What is statistical vs. symbolic?
Statistical: Uses statistical methods. It dominates right now. Uses vectors to determine which documents are similar to each other. Easily scalable. Don’t have to write any rules by hand. Can get it up and running fast.
Symbolic: Fixed, rule-based…if this, then this…discrete tests are performed on each rule. Boolean logic and numerical threshold. Could build a whole system with symbolic rules. Might have to be manually constructed. Nurse practitioner example. Harder to maintain but more controllable and explainable.
What is feature engineering vs. feature learning?
Engineering: Human defines features to use.
Learning: Take human out of it and allow machine to determine based on training data. This dominates right now. Look at all reviews written over the last few years. ML will learn the features if you have training data. Don’t have to work with SMEs but they also don’t feel like they are involved. Features may only be useful for the specific dataset. May not generalize well.
Decision is based on who is going to use the project and what they need. Can do a semi-automated feature engineering. Use statistical NLP to bootstrap suggested features. Get the process started before presenting to the SMEs.
What is top-down vs. bottom-up?
Top-down: High level classifications and then break down to more detail. Favor high level concepts. Non-technical people love this. Publishers use this approach to automatically classify in a hierarchy approach. The pros are that there is a neat category tree. Con is that the taxonomy is probable pre-defined and they don’t update it and can have misclassified or don’t update at all.
Bottom-up: Look at words and disambiguate. Later summarize trends. Google is an example of this. They index every word of every web page on the internet. Where a word occurs and # of times and then it gets rolled up from there.
Humans gravitate to the middle, not too general and not too specific. A moderate amount of both. Our brains preer this. 90% of people want to use 90% of the time.
What is transparent vs. opaque (AI vs. XAI)
Transparent: Explainable, we can see what it’s doing. XAI is explainable AI.
Opaque: You don’t know what’s under the hood.
Latent Symantic Analysis (LSA) and Latent Symantic Indexing (LSI)
Nurse and doctors were closer together than physician and doctor statistically even though they are not synonyms.
Precision and Recall
Precision: Out of times that we said it was X, it was correct Y # of times?
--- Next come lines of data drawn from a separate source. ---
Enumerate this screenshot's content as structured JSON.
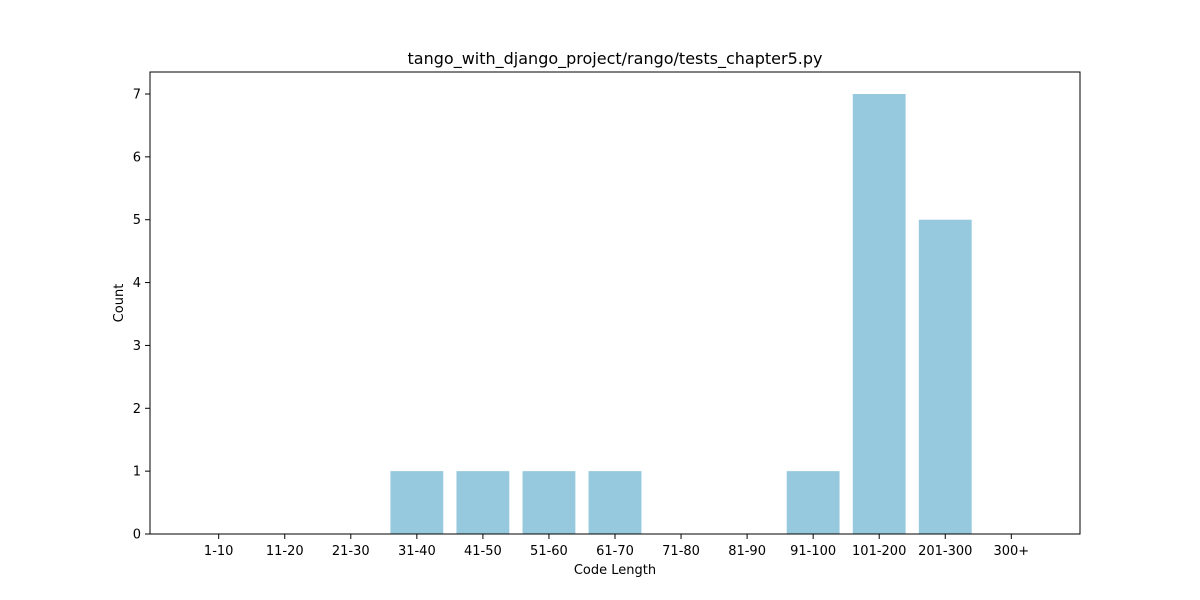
{
  "chart_data": {
    "type": "bar",
    "title": "tango_with_django_project/rango/tests_chapter5.py",
    "xlabel": "Code Length",
    "ylabel": "Count",
    "categories": [
      "1-10",
      "11-20",
      "21-30",
      "31-40",
      "41-50",
      "51-60",
      "61-70",
      "71-80",
      "81-90",
      "91-100",
      "101-200",
      "201-300",
      "300+"
    ],
    "values": [
      0,
      0,
      0,
      1,
      1,
      1,
      1,
      0,
      0,
      1,
      7,
      5,
      0
    ],
    "ylim": [
      0,
      7.35
    ],
    "yticks": [
      0,
      1,
      2,
      3,
      4,
      5,
      6,
      7
    ],
    "bar_color": "#96c9dd",
    "grid": false,
    "legend": "none"
  }
}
Recall: Out of all the posts that were X, how many were correct?
Context
Words before and after
Context-free embeddings
Word2Vec, Glove, etc. Combine all sense of a word into one vector, especially if the word has multiple meanings - prison cell, cell phone
Contextual embeddings
Elmo, BERT, etc. Generates different vectors for same word if word has different senses observed in the corpus to create the vector. Use this when your words have multiple senses.
Pre-trained vectors
Text corpus used to train vectors
Entity vs. attributes
Entity is the main item. Can we make a distinction? Attributes don’t have to go to leaf level node. It’s more of additional filtering. A leaf level node is a semantic tag for an entity that uniquely identifies that it is. What are the least number of words needed to describe the product (<5).